The 4thQ saw a 14% increase in mortgage delinquencies - the seventh quarterly rise, a 21% spike in the number of mortgages past due 90 days or more and a 16.5% increase in seriously delinquent prime borrowers.
New home sales fell 2.2% in February to a record low of 308,000, existing home sales also dropped.
To put it all in perspective, the multi-century big picture shows this 30-year plus Supercycle Wave IV Bear Market is the same A-B-C pattern we have seen in wave 4's at several degrees of trend. Again with the A wave is comprised of a Diag II. The Barron's author, like countless others, makes no distinction between recessions and/or degrees of Depressions.
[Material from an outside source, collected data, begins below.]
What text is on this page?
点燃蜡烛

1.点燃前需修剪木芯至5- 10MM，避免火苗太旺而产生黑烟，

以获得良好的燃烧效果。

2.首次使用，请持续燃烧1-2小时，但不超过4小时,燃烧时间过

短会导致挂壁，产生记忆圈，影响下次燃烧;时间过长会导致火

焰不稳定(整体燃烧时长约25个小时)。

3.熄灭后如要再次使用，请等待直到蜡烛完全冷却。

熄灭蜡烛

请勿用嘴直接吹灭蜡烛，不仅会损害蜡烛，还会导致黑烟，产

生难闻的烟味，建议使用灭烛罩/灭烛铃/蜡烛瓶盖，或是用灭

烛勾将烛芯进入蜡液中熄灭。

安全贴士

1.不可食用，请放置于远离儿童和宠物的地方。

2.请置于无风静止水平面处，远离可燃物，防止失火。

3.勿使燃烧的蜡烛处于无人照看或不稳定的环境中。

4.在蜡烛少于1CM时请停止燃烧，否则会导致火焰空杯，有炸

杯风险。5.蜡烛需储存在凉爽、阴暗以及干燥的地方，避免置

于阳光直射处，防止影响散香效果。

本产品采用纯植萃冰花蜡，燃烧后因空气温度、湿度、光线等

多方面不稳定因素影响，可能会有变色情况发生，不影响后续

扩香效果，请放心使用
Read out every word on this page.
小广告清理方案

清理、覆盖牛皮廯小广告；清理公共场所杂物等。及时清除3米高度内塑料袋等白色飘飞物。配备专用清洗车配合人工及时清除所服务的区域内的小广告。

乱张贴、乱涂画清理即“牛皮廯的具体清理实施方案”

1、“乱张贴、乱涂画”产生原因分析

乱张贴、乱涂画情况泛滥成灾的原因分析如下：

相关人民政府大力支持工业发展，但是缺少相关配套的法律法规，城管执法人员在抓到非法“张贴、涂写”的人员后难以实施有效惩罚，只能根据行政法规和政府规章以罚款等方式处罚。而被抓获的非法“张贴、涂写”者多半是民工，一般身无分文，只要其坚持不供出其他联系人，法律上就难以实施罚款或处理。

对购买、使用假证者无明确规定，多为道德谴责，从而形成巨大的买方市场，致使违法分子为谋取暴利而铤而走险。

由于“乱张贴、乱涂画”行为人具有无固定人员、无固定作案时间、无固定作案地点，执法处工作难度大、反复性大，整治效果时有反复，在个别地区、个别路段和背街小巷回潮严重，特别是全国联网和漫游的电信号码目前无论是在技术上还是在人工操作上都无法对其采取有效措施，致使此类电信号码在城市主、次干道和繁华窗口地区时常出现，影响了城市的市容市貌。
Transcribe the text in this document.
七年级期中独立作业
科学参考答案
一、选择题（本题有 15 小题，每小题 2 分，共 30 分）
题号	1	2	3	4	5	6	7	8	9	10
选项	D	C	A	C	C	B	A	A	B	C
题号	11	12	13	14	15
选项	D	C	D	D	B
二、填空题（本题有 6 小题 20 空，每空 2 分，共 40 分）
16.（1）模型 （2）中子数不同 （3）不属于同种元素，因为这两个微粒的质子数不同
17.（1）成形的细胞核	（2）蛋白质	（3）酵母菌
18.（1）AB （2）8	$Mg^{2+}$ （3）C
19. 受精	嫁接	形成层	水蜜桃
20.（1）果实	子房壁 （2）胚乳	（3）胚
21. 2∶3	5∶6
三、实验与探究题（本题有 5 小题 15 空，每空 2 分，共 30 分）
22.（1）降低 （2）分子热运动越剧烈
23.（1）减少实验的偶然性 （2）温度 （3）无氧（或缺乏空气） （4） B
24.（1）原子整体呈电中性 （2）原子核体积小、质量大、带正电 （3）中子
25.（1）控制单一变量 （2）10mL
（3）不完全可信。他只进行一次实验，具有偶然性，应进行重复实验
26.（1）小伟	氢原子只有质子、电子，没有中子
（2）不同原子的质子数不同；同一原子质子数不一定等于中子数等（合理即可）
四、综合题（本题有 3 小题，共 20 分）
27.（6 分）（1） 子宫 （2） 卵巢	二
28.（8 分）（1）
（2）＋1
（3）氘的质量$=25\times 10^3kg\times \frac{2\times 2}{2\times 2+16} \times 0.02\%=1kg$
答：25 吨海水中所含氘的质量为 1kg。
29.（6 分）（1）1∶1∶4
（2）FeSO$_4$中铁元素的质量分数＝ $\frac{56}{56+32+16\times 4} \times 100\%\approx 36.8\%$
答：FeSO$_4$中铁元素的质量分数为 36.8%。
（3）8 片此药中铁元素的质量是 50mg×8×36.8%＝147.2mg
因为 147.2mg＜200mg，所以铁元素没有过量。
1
This being a Supercycle wave IV, it corresponds in degree with the first Great Depression, everything else was mild by comparison while its structure should look much like the previous cycle wave 4.
This structure is the identical we recently experienced in the smaller wave 4 just completed, only inverted. Shown below in detail from October 2008, you see the second Diag II is now in place. This means a LONG way down in aggregate with the first.
Again the 1964-1977 “Cycle” Bear Market, one degree of trend lower, shows the identical pattern, although most often incorrectly labeled as a “running correction”, it is and A-B-C with a Diag II in the A wave. Following the smaller Diag II, which echoes the larger, at the top of wave e below, the gap in the chart indicates a mini-crash. This time we can expect an all-out crash, with a similar gap, on a much larger scale.
Crashes are mass realizations of reality
The stage is now set for a veritable financial collapse. The dollar is about to implode, bonds are on the starting blocks for a final sucker's rally, and stocks have likely completed wave b of transitioning down to begin the 5th wave. How long before the masses realize this recovery is all mirage? The third of the third is usually the point of recognition and the minimum downside is for wave i of the 5th is 1040. When the chasm between reality and perception spans this wide, a sudden, abrupt reconciliation is bound to send investors reeling and the Market Crashing.